So the first week of regionals are over and from what I hear they were quite intense. I’ve had a question about “being in a loading zone” since week 1. So could someone that has been to/participated in a regional please tell me…what was being considered “in”?
from what I could tell at the Bae regional it was a part of the robot touching the triangle
if some part of the robot is touching the triangle you are in the loading zone…not two wheels on either side and the frame hovering over it either…must be touching…
Just put a zip-tie skirt or piece of fabric between the front wheels. We had the small zipties hot-glued about an inch apart with our front cover screwed in over it, and we never got any triangle penalties. At least thats how it was at Sac.
There was a rather large dicussion about “load bearing surfaces” and what being in the loading zone was defined as, in this thread. The best solution to make sure that you are always in is anything that hangs off of your robot within the base, such as zipties. I didn’t actually see a not-in-loading zone penalty at BAE in the matches that I watched, but I am fairly certain the Q & A in that thread is what they based their ruling on.
Make sure that whatever is touching the loading zone is obvious. We got a penalty in our first match even with zipties across the front of the bot. The ref said he didn’t see them.
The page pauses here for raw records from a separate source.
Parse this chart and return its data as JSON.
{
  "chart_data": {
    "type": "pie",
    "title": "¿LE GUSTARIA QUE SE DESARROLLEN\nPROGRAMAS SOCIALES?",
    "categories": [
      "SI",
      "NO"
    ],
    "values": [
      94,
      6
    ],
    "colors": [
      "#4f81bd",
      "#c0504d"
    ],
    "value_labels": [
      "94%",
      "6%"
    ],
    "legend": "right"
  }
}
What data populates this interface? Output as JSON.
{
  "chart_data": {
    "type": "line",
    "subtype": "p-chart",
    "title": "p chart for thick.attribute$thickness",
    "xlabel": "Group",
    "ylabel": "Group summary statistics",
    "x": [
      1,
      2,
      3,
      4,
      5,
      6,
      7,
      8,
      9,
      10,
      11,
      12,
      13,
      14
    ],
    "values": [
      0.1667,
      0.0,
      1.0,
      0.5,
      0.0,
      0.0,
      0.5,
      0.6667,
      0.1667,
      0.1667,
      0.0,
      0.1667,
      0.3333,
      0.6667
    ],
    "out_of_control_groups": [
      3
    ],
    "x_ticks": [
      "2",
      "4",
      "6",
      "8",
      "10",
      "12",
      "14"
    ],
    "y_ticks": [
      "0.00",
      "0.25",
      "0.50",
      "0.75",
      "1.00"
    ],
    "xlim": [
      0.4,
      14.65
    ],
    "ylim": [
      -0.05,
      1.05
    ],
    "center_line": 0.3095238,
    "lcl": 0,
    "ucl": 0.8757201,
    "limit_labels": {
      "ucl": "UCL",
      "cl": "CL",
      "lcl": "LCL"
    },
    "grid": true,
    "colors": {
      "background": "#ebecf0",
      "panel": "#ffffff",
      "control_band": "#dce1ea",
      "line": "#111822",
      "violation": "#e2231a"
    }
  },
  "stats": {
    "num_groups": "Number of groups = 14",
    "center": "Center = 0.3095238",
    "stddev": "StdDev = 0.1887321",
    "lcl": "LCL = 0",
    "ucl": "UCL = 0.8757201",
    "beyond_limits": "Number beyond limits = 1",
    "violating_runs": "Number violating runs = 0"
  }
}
We decided to use the human loader and have our human player check to make sure we were on the plastic before loading the tetra. If we didn’t have a wheel on the plastic the player ran back to the pressure pad and the driver adjusted the bot location. A 10 point penalty can easily decide a match.
I was at Peach Tree this Saturday (Just watching) and noticed that there was a ref assigned to each pair of loading zones. When a robot “entered” the loading zone the ref would give a “thumbs up” signal. This seemed to work very well. It made the refs an aid to the teams rather than an evil villain waiting to issue penalties. Hats off to the Peach Tree Refs!